The NRF has contracted the Chertoff Group "to ensure that this effort maximizes current tools and technologies that meets the needs for the full range of retailers," he said. "We support any effort that will help protect our members and their customers, and as an industry we look forward to working together to reach our shared goals."

Calls for an official intel-sharing mechanism for the retail industry intensified in the wake of Target's epic data breach late last year. The retail industry to date has not had a formal threat and attack intelligence-sharing mechanism, like other major industries do.

In addition to Target, the retailers participating in the RILA's new R-CISC include American Eagle Outfitter, Gap, JC Penney, Lowe's, Nike, Safeway, VF, and Walgreens. The R-CISC will share threat information with the US Department of Homeland Security, the US Secret Service, and the Federal Bureau of Investigation. It will also provide training and education to the industry on cyberthreats.

"Retailers place extremely high priority on finding solutions to combat cyberattacks and protect customers. In the face of persistent cyber criminals with increasingly sophisticated methods of attack, the R-CISC is a comprehensive resource for retailers to receive and share threat information, advance leading practices and develop research relevant to fighting cybercrimes," said RILA president Sandy Kennedy.

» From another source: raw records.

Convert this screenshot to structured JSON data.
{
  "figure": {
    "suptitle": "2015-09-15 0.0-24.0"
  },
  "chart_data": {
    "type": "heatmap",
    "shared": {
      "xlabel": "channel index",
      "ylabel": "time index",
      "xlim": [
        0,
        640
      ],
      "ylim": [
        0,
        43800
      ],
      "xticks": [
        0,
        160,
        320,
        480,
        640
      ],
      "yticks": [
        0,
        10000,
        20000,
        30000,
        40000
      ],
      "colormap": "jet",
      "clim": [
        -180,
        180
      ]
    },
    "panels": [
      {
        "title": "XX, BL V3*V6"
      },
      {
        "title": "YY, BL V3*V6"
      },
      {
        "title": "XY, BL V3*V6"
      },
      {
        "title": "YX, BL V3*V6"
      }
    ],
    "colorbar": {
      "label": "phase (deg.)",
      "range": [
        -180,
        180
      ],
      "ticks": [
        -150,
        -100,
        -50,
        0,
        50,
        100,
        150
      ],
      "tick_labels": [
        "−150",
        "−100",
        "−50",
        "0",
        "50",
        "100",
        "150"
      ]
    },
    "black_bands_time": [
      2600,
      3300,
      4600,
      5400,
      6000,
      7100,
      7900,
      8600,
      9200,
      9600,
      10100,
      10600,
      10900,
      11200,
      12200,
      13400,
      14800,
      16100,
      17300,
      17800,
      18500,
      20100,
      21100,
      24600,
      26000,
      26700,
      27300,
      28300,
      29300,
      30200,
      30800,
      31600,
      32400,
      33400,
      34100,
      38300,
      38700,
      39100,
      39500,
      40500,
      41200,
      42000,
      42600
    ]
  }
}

It's unclear why the two associations initially came at this initiative separately. The retail industry, unlike the defense contractor or financial services industries, is relatively new to being victimized by targeted attacks. So it could be more a result of growing pains as the industry rushes to get up to speed, experts say. Targeted threats "have not traditionally been a huge concern for them," says Chris Strand, senior director of compliance for Bit9.

There also are natural worries among competing companies about sharing attack information with your competitor, but experts say that worry ultimately fades as the advantages of staying abreast of new threats to your industry begins to pay off.

"Some don't want to share information with one another," says Strand, who has been on both sides of the fence as a retailer and a QSA. "It's both a good and bad thing that several [retail organizations] stepped forward" on the intel-sharing initiative. "But if you were to have two separate ones not talking to one another, that would probably not be the best" situation.

The NRF and RILA had been working together under an official alliance of retail trade associations to explore information-sharing options. That alliance includes the the Financial Services Roundtable, the American Bankers Association, the American Hotel & Lodging Association, Independent Community Bankers of America, the National Grocers Association, and the National Restaurant Association.

A recent Ponemon Institute study found that, for most organizations in general, intel-sharing is informal and ad hoc, and therefore not necessarily always useful. More than half of organizations get this information via phone calls, emails, or in-person meetings. The information then must be converted into some sort of rule or security measure, and time is of the essence: Nearly 70% of organizations say this information expires within seconds or minutes.

"Hearing from leaders and experts that have experienced such attacks first hand and stepped up to modernize their data security strategy to turn the tables on the attackers can be a fast track for others to follow with big pay-offs," says Mark Bower, vice president of of product management and solution architecture for Voltage Security.

Target, meanwhile, said it is playing "an active role" in RILA's R-CISC. "Target believes that protecting consumers from cyber threats is a shared responsibility. We applaud the efforts of RILA to help coordinate industry efforts around cyber security and data privacy," a Target spokesperson said.